First install .NET 4.0 Client Profile http://www.microsoft.com/download/en/de ... x?id=17113
The tool can be downloaded from here http://22.214.171.124/bulldozerHelper.zip
Then run it (it may require elevation, I don't know - I don't use UAC)
if you terminate the tool by any method other than pressing Enter in the console window, it will not remove any thread affinity it’s applied.
There are some options in the .config file you can play with in terms of checking interval, threshold and CPU assignment pattern. You won’t seeing anything in the console window until a process passes the threshold defined the .config or you have the ShowDetail config option set to true. You can confirm it’s working by checking Task manager.

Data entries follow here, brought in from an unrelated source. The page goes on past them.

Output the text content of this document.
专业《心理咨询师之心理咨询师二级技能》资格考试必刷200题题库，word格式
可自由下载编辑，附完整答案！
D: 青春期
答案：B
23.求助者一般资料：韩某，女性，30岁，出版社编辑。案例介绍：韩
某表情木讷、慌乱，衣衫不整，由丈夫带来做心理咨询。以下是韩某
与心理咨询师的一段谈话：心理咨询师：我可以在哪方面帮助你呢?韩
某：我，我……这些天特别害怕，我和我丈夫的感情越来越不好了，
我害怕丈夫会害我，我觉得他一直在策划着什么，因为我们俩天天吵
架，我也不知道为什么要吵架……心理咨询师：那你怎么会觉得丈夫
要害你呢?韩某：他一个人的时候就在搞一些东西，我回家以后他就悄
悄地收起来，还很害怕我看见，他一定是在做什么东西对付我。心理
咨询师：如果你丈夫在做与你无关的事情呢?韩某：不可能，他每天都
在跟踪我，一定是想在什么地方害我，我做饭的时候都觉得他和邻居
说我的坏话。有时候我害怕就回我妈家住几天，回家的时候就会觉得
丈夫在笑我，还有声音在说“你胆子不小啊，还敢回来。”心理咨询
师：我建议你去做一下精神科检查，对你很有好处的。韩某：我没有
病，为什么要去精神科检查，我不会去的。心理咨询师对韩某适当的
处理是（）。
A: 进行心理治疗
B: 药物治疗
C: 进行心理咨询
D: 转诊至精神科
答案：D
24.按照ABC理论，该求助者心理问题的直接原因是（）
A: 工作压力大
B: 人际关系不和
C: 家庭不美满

if you set the thread affinity pattern in the config to ‘3’ (binary 11) it should set the affinity of each thread to either core of the same module, eg. Pattern 0 or 1, 2 or 3, 4 or 5, 6 or 7, which might enable it to be scheduled more often and may help performance a bit more too.
What I'd like is for people to run some moderately threaded workloads to see if it helps at all - games and apps that can scale to 4 CPU cores for example.
Edit: The tool needs to be running in the background during the testing so it can poll/detect/optimise and reset the affinity etc.